La CJUE a jugé que la France ne pouvait pas appliquer une fiscalité moins favorable aux dividendes versés à un groupe français par ses filiales européennes qu’à ceux reçus de ses filiales françaises. Philippe Derouin, of counsel chez Skadden, explique à ODA les conséquences de cet arrêt.
Comment expliquez-vous la décision de la CJUE ?
La CJUE a jugé que la liberté d’établissement, consacrée par l’article 49 du traité sur le fonctionnement de l’Union européenne, interdit de réserver aux dividendes versés par les seules filiales françaises à leur société mère française une exonération d’impôt sur la quote-part de frais et charges de 5 %.
Dans le régime d’intégration fiscale français, les filiales françaises intégrées sont considérées comme des établissements ou des succursales, ce qui justifie l’exonération. En effet, ces filiales sont déjà imposées sur les bénéfices. Si les dividendes versés à leur société mère devaient être imposés, cela reviendrait à une double imposition. Le régime des sociétés mères et filiales élimine 95 % de cette double imposition. Reste 5 % taxables une deuxième fois chez la société mère. Par exemple, une filiale paie l’impôt sur les sociétés de 33 %, et si elle n’est pas intégrée, la société mère s’acquitte également d’un impôt de 1,7 % au titre de la quote-part de frais et charges sur les dividendes reçus de la filiale. Avec l’intégration fiscale, elle ne paie pas cette surcharge d’impôt. Toutefois, le Code général des impôts ne prévoit cette dispense que pour les filiales intégrées françaises. La CJUE juge au contraire que lorsque la France assimile une filiale française à un établissement, elle doit faire de même pour une filiale européenne.
Comment la CJUE a-t-elle été saisie de cette question ?
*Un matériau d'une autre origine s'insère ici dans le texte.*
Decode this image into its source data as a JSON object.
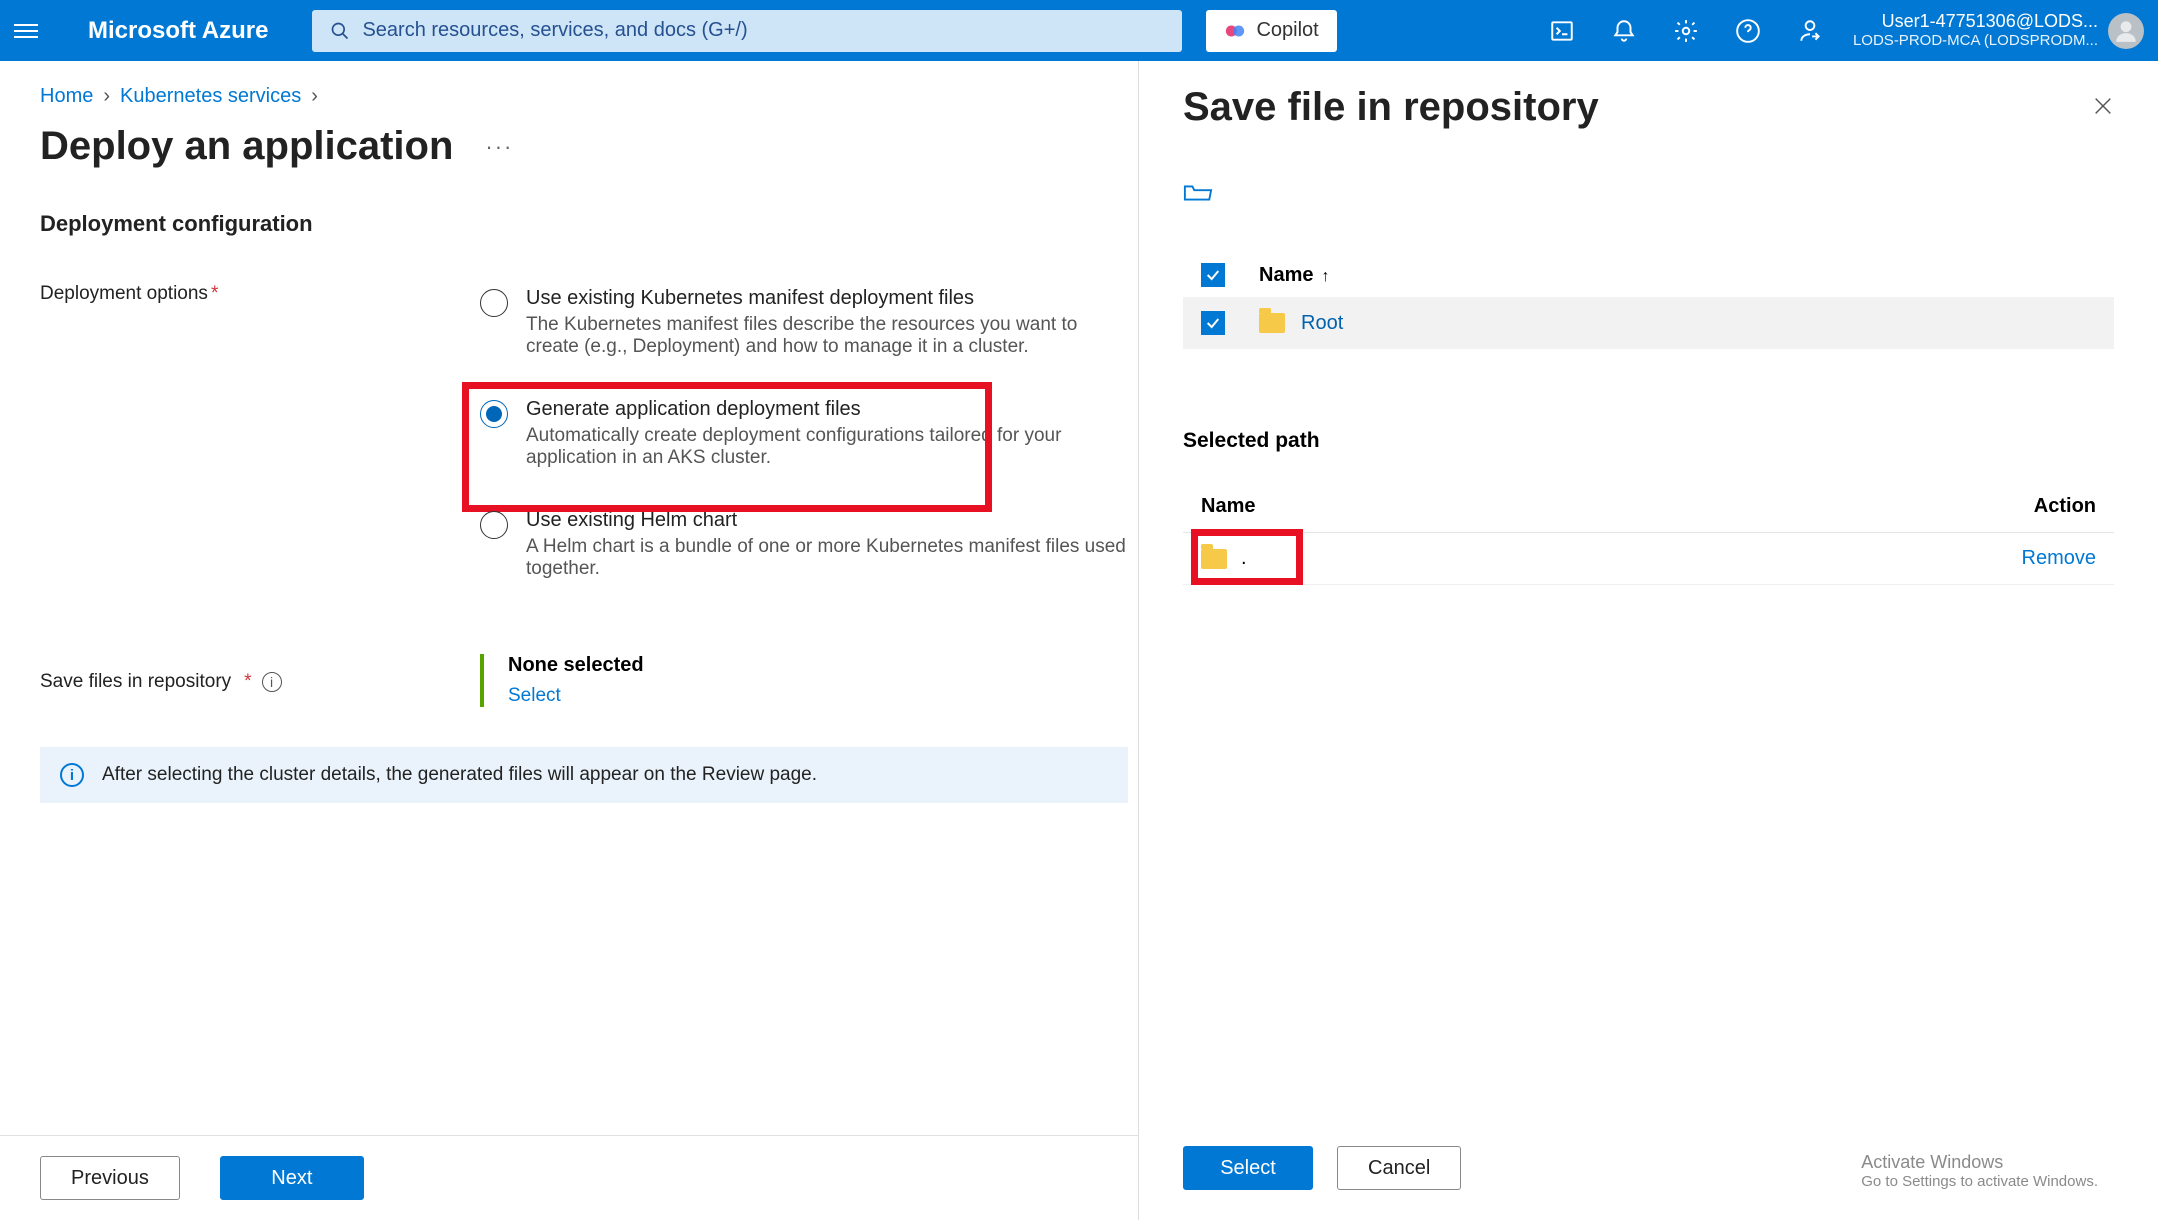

Cette décision fait suite à une question préjudicielle transmise par la cour administrative d’appel de Versailles dans le cadre d’un litige fiscal avec le groupe Steria qui réclamait le remboursement de cet impôt. Face au refus de l’administration fiscale de rembourser, la cour a accepté de transmettre une question préjudicielle, car il y avait manifestement un problème de droit européen. Il ne s’agit pas d’une plainte directement adressée à la Commission européenne comme dans le cas de la taxe à 3 % sur les dividendes distribués par les sociétés françaises détenues à 95 % par une société mère européenne. Dans cette affaire, la Commission dit que la France ne peut pas instaurer une telle taxe sur ces dividendes sortants. Le dossier n’est pas encore jugé, mais la Commission a mis en demeure la France en février 2015 à la suite des plaintes reçues.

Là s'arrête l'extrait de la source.